FRETS.COM Tips & Tricks
Really quick and easy
Burnishing Dowels to Size
© Frank Ford, 2003; Photos by FF
This is one of those peculiar Martin arch top guitar bridges from the 1930s.
They have plastic guide rods and plastic adjusting screws:
This one's rods had become so bent with time and tension that the bridge was
in danger of collapsing.
Not having either the time or the inclination to chuck up a piece of phenolic rod and turn a replacement on my lathe, I figured I'd measure it and substitute a nice strong wooden dowel:
Of course, the size turned out to be nowhere close to a standard dowel diameter.
I ran to my number drill index and grabbed the one that matched my measurement:
Chucked it up and quickly drilled a hole through a piece of scrap ebony:
I suspect any hardwood can do this job, but I had the ebony handy.
Then I chucked a piece of 1/4"birch dowel in my Makita and ran it against the small belt sander to rough it down to a smaller diameter:
With the drill running in reverse and the belt speeding by, it was very quick and easy to make a lumpy approximation of what I needed.
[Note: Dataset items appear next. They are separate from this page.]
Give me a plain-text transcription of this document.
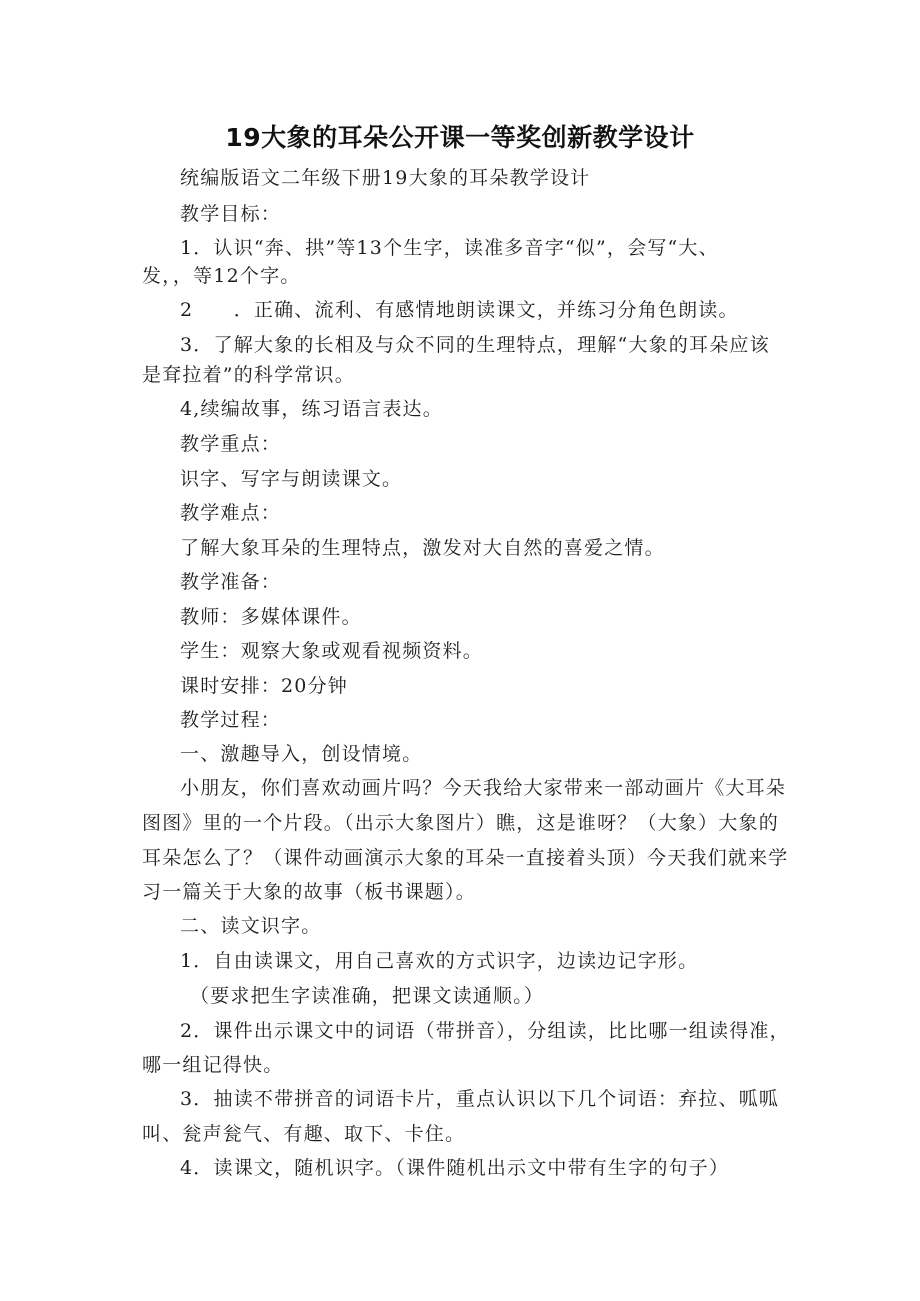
19大象的耳朵公开课一等奖创新教学设计
统编版语文二年级下册19大象的耳朵教学设计
教学目标：
1．认识“奔、拱”等13个生字，读准多音字“似”，会写“大、
发，，等12个字。
2　　．正确、流利、有感情地朗读课文，并练习分角色朗读。
3．了解大象的长相及与众不同的生理特点，理解“大象的耳朵应该
是耷拉着”的科学常识。
4,续编故事，练习语言表达。
教学重点：
识字、写字与朗读课文。
教学难点：
了解大象耳朵的生理特点，激发对大自然的喜爱之情。
教学准备：
教师：多媒体课件。
学生：观察大象或观看视频资料。
课时安排：20分钟
教学过程：
一、激趣导入，创设情境。
小朋友，你们喜欢动画片吗？今天我给大家带来一部动画片《大耳朵
图图》里的一个片段。（出示大象图片）瞧，这是谁呀？（大象）大象的
耳朵怎么了？（课件动画演示大象的耳朵一直接着头顶）今天我们就来学
习一篇关于大象的故事（板书课题）。
二、读文识字。
1．自由读课文，用自己喜欢的方式识字，边读边记字形。
（要求把生字读准确，把课文读通顺。）
2．课件出示课文中的词语（带拼音），分组读，比比哪一组读得准，
哪一组记得快。
3．抽读不带拼音的词语卡片，重点认识以下几个词语：弃拉、呱呱
叫、瓮声瓮气、有趣、取下、卡住。
4．读课文，随机识字。（课件随机出示文中带有生字的句子）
I went too far with the end of the dowel, and simply chopped it shorter, leaving plenty enough for the job at hand.
Running the dowel at full speed, I was able to jam it through my newly drilled hole:
Viola! (This spelling always seems more musical. . .) I had a dowel of exactly the right diameter for a tight press fit in the top of the bridge and a loose fit in the base:
A few quick strokes with the infamous "Steinway Touch-up Kit" and my new dowel was black and shiny:
Here it is, doing its job:
You might be tempted to use this technique for precisely sizing dowels to use
for other purposes. I was, and I've found it necessary to break the glaze on
the surface before using the dowel for gluing.
Some judicious sanding does the trick quite well, and I believe
that the water in the glue tends to swell the burnished dowel a bit, tightening
its fit in the hole. I've tried burnishing the dowel into the actual hole in
which it will be glued, but that's a dead end street because of the difficulty
of breaking the glaze down in the hole!